Lula, ao propor o diálogo com russos e ucranianos e um acordo em comum com ambas as partes sendo respeitadas, reitera, na prática, o ponto dos russos. Para que tal negociação seja bem sucedida, as demandas de Putin precisariam ser atendidas, pois ao contrário do que relata a imprensa burguesa, a Ucrânia está estrangulada militar e economicamente, junto de toda a Europa, enquanto os russos realizam uma operação militar praticamente humanitária, evitando o máximo de baixas de civis e não fazendo uso de armas nucleares. O cenário catastrófico, relatado pela imprensa, provém de sua própria narrativa sem fundos na realidade.

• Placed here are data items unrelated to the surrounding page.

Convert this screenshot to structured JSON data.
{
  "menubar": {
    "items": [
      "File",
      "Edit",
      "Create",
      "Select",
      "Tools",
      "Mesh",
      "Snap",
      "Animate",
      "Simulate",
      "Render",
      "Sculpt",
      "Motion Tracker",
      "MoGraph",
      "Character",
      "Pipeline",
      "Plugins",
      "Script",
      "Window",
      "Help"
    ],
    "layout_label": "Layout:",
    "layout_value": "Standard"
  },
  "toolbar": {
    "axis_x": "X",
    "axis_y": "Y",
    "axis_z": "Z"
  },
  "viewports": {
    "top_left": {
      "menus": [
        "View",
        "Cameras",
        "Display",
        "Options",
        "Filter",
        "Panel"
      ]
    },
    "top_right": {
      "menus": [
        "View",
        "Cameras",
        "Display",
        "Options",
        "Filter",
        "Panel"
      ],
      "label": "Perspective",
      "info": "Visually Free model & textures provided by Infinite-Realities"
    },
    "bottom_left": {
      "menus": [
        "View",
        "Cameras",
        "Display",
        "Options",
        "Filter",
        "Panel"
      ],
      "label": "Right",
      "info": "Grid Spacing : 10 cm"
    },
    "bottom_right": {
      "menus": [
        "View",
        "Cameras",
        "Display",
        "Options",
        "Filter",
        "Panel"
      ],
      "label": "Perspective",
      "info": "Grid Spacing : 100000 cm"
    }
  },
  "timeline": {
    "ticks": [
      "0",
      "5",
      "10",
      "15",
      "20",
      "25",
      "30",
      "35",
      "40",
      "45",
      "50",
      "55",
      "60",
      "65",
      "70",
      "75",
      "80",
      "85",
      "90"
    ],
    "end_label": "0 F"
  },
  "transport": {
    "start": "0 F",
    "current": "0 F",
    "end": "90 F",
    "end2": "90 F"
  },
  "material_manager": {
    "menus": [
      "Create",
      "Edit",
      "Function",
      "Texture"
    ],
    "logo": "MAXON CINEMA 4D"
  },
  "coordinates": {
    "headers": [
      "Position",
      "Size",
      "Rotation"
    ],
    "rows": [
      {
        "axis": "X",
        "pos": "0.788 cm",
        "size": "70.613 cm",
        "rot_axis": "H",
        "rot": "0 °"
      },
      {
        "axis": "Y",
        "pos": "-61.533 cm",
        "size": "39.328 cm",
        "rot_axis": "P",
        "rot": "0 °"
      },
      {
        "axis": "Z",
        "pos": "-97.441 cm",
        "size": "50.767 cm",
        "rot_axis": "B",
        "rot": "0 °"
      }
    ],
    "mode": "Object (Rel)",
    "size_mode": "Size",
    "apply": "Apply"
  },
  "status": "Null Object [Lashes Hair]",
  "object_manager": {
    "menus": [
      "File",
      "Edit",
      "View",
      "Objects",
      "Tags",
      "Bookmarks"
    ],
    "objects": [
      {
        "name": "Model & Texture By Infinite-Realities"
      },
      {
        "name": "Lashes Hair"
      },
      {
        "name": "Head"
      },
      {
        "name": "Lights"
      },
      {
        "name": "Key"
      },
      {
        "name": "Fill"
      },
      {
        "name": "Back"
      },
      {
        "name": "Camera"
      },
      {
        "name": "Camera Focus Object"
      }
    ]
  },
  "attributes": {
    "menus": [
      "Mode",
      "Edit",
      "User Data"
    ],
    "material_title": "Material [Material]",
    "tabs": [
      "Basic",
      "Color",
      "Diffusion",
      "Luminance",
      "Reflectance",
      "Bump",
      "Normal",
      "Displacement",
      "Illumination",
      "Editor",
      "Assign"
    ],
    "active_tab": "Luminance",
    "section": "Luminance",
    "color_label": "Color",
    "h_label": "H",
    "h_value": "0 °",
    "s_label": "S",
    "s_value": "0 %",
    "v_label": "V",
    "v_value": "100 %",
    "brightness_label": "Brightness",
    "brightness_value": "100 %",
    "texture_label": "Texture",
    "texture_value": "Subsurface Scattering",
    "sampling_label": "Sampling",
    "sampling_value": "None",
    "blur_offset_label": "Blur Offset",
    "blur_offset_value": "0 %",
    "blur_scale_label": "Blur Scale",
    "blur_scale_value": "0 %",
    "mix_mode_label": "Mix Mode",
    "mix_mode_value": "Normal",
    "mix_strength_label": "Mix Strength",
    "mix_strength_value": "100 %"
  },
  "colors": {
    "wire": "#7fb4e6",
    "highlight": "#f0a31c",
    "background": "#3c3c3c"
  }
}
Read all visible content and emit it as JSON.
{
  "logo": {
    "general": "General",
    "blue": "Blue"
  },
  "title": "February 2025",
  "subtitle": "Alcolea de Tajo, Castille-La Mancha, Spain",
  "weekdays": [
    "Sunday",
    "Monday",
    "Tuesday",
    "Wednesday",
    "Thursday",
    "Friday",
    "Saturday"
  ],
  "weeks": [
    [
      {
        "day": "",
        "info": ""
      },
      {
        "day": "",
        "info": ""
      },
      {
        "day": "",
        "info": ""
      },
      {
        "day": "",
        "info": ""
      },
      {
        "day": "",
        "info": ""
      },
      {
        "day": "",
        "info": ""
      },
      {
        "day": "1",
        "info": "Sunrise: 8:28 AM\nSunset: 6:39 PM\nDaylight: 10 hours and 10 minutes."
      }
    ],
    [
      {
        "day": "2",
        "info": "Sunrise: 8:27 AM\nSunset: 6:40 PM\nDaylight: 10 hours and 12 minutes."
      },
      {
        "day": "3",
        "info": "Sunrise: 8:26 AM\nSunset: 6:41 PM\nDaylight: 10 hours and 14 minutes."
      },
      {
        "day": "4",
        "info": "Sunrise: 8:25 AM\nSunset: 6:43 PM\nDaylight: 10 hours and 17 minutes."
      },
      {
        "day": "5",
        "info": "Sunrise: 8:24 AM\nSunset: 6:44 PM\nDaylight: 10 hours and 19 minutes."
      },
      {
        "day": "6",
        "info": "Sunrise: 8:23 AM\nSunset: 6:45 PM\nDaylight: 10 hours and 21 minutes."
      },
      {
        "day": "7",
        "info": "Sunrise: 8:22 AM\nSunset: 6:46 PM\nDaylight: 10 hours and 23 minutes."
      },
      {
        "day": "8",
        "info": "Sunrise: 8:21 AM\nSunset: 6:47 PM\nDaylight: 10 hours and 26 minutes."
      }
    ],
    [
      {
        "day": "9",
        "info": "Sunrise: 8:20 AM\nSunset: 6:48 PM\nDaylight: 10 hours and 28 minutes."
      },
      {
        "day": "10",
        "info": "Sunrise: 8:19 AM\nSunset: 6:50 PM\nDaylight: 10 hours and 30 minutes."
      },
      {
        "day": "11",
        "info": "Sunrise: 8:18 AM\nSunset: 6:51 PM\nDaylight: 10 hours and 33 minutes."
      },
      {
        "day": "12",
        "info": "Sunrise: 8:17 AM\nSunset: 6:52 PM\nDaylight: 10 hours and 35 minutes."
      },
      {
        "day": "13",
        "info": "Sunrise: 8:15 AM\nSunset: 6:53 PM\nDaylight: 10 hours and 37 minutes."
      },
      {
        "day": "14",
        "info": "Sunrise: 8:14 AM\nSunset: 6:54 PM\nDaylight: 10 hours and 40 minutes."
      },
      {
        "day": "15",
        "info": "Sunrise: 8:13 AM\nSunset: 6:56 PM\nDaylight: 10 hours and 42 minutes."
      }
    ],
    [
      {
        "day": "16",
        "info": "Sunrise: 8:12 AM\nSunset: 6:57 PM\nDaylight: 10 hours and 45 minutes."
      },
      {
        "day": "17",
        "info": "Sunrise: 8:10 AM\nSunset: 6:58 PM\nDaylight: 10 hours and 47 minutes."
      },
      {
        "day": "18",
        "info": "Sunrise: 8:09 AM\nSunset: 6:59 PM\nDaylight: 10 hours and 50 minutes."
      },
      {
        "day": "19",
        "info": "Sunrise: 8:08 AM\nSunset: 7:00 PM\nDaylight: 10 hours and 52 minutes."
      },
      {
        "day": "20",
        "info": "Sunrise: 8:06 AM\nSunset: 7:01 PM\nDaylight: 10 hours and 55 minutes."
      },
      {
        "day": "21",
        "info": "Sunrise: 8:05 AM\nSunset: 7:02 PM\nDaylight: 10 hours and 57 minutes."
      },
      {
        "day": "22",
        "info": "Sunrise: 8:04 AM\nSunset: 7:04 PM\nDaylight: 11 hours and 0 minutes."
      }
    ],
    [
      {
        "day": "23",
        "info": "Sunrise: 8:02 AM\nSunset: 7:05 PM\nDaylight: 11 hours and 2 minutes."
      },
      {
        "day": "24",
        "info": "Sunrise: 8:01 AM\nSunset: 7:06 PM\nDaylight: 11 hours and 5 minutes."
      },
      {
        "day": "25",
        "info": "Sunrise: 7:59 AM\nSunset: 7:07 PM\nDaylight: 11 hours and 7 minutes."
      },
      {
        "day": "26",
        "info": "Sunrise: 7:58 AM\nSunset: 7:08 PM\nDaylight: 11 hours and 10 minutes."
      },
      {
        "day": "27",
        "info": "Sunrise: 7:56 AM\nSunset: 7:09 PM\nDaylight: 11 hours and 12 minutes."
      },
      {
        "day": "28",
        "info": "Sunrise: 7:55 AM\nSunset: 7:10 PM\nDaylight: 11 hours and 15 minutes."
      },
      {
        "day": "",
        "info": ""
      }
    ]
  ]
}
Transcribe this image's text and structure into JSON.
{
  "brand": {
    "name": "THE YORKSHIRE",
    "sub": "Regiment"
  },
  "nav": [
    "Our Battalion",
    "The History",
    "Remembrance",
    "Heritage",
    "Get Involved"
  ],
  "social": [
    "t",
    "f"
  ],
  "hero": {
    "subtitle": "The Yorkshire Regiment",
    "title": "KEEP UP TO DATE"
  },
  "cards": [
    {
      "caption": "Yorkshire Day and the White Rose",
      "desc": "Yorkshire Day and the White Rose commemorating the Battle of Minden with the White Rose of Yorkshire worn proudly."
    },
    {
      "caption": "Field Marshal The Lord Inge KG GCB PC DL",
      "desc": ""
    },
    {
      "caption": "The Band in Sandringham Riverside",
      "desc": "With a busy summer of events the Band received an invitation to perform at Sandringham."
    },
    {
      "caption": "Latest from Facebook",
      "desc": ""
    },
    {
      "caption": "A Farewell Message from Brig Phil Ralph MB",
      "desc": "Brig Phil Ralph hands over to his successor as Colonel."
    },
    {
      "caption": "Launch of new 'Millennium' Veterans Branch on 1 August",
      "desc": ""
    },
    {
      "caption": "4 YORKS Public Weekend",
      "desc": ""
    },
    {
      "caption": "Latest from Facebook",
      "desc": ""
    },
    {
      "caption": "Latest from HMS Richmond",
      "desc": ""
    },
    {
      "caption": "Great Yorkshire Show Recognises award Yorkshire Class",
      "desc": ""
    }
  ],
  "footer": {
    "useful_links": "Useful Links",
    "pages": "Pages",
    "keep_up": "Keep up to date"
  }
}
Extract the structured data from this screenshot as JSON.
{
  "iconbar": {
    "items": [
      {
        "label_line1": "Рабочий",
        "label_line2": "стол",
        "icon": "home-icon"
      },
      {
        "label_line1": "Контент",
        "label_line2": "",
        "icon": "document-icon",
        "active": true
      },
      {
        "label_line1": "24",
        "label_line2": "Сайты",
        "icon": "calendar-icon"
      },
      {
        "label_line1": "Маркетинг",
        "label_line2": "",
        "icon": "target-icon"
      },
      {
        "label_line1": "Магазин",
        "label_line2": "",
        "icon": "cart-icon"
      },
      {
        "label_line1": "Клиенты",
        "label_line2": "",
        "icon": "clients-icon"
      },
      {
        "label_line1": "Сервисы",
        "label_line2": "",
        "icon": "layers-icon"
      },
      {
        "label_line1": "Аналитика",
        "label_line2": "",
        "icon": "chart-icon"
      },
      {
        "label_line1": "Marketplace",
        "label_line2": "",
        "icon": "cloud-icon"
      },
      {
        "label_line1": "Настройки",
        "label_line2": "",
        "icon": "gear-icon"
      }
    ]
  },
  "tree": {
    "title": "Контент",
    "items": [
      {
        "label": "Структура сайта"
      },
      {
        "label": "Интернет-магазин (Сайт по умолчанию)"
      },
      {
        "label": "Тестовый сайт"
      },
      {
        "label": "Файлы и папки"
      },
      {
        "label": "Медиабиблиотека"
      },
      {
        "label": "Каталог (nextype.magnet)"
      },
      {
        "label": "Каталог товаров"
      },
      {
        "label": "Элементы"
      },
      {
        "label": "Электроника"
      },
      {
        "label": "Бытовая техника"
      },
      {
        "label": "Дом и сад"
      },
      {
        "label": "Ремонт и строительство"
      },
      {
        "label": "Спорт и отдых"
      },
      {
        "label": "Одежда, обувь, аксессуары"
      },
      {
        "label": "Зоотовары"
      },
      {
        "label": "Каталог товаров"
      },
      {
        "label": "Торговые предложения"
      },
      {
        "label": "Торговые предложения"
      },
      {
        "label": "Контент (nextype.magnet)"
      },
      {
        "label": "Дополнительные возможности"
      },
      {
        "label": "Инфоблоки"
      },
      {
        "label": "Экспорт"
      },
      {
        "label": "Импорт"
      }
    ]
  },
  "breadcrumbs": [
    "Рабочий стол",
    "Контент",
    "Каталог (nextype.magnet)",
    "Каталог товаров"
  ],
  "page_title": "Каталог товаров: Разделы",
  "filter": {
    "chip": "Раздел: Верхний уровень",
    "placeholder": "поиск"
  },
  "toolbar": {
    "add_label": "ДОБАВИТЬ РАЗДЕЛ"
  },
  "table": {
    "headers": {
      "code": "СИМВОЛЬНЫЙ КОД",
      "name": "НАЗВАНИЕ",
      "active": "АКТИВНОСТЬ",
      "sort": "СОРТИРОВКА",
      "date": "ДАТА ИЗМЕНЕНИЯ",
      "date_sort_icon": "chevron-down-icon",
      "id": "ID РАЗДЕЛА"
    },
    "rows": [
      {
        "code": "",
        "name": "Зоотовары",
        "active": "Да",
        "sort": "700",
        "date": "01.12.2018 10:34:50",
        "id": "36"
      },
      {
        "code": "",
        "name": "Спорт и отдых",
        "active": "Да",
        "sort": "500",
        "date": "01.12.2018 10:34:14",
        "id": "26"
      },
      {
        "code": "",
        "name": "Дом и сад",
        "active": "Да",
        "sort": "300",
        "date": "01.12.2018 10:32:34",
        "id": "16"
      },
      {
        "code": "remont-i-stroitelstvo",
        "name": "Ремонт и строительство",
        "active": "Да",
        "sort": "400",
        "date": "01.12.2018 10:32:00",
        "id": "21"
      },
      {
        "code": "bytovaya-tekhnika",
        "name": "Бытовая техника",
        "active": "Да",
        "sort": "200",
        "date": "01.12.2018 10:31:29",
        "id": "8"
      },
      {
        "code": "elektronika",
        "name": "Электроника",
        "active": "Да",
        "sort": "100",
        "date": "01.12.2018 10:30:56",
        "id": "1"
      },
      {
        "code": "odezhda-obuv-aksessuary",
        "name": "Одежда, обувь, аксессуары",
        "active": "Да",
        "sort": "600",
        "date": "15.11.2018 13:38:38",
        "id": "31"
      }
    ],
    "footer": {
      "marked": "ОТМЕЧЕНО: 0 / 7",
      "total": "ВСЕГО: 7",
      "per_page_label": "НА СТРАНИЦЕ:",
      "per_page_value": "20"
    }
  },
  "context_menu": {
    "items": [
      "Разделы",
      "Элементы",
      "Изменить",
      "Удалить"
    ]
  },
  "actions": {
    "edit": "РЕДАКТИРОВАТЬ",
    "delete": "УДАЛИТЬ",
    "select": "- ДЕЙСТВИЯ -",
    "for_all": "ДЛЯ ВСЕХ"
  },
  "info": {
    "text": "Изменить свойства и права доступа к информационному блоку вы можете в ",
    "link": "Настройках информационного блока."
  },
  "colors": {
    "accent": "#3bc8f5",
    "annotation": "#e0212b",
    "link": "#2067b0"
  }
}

Relataram que o objetivo de Putin era restabelecer o Império Russo, dominar toda a Ucrânia, explodir Kiev, matar Zelensky, dominar a Polônia, conquistar os territórios em disputa com o Japão… Colocaram em Putin objetivos que ele nunca possuiu. A partir daí fica fácil prosseguir na mentira, pois o governo russo não conseguiu se expandir até o oeste da Ucrânia, não matou Zelensky, não explodiu Kiev e não dominou a Polônia – o fato de nem terem tentado, pois não era e nunca foi o seu objetivo, se torna irrisório para a imprensa capitalista, que possui o monopólio da comunicação e da informação.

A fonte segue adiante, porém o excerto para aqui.